Verduras fermentadas que ofrecen probióticos. Desinflaman el intestino y sirven para reestructurar sus paredes. De hecho, la acidez de estos alimentos ayuda al organismo a mantener el pH adecuado y a crear un entorno favorable para que la flora bacteriana «buena» se desarrolle y realice funciones importantes, como la protección de la mucosa y la correcta asimilación. Es importante saber que en algunos productos envasados, para aumentar la vida útil, el chucrut se somete a la pasteurización después del proceso de fermentación, un proceso que destruye los microorganismos probióticos vivos.

Frutos rojos:

En particular los arándanos. Ricos en sustancias antioxidantes, se encuentran entre los mejores reparadores de la pared intestinal.
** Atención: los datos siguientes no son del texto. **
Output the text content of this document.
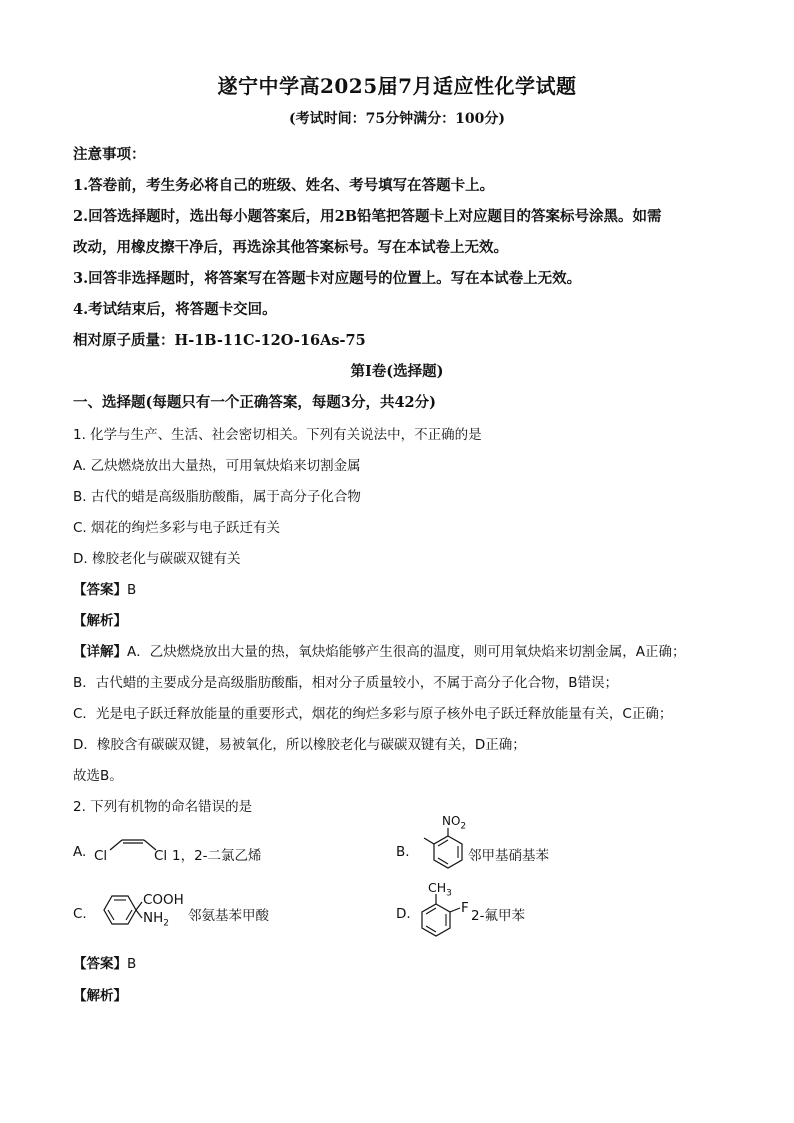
遂宁中学高2025届7月适应性化学试题
(考试时间：75分钟满分：100分)
注意事项：
1.答卷前，考生务必将自己的班级、姓名、考号填写在答题卡上。
2.回答选择题时，选出每小题答案后，用2B铅笔把答题卡上对应题目的答案标号涂黑。如需
改动，用橡皮擦干净后，再选涂其他答案标号。写在本试卷上无效。
3.回答非选择题时，将答案写在答题卡对应题号的位置上。写在本试卷上无效。
4.考试结束后，将答题卡交回。
相对原子质量：H-1B-11C-12O-16As-75
第Ⅰ卷(选择题)
一、选择题(每题只有一个正确答案，每题3分，共42分)
1. 化学与生产、生活、社会密切相关。下列有关说法中，不正确的是
A. 乙炔燃烧放出大量热，可用氧炔焰来切割金属
B. 古代的蜡是高级脂肪酸酯，属于高分子化合物
C. 烟花的绚烂多彩与电子跃迁有关
D. 橡胶老化与碳碳双键有关
【答案】B
【解析】
【详解】A．乙炔燃烧放出大量的热，氧炔焰能够产生很高的温度，则可用氧炔焰来切割金属，A正确；
B．古代蜡的主要成分是高级脂肪酸酯，相对分子质量较小，不属于高分子化合物，B错误；
C．光是电子跃迁释放能量的重要形式，烟花的绚烂多彩与原子核外电子跃迁释放能量有关，C正确；
D．橡胶含有碳碳双键，易被氧化，所以橡胶老化与碳碳双键有关，D正确；
故选B。
2. 下列有机物的命名错误的是
A. Cl	Cl 1，2-二氯乙烯	B.
$NO_2$
邻甲基硝基苯
C.
COOH
$NH_2$ 邻氨基苯甲酸	D.
$CH_3$
F 2-氟甲苯
【答案】B
【解析】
Zanahorias y todo tipo de calabaza:

Al vapor, son muy digeribles, reducen la inflamación, ralentizan el tránsito cuando es demasiado rápido y dan consistencia a las heces.

Jengibre:

Es un desinfectante de la mucosa gastroentérica y favorece la digestión. Los alimentos no digeridos provocan un aumento de la fermentación y un crecimiento excesivo de ciertas especies de bacterias en detrimento del equilibrio que debe existir entre los diferentes microorganismos.

Hierbas aromáticas:

Como el romero, la salvia y el tomillo. Tienen propiedades desinfectantes, mejoran la producción de enzimas digestivas y contrarrestan la formación de gases y la hinchazón intestinal.

Por último, una función intestinal sana se ve favorecida por una buena ingesta de agua, el ejercicio físico y la atención al estrés. Los acontecimientos más estresantes tienden a empeorar la función intestinal, especialmente si ya está comprometida.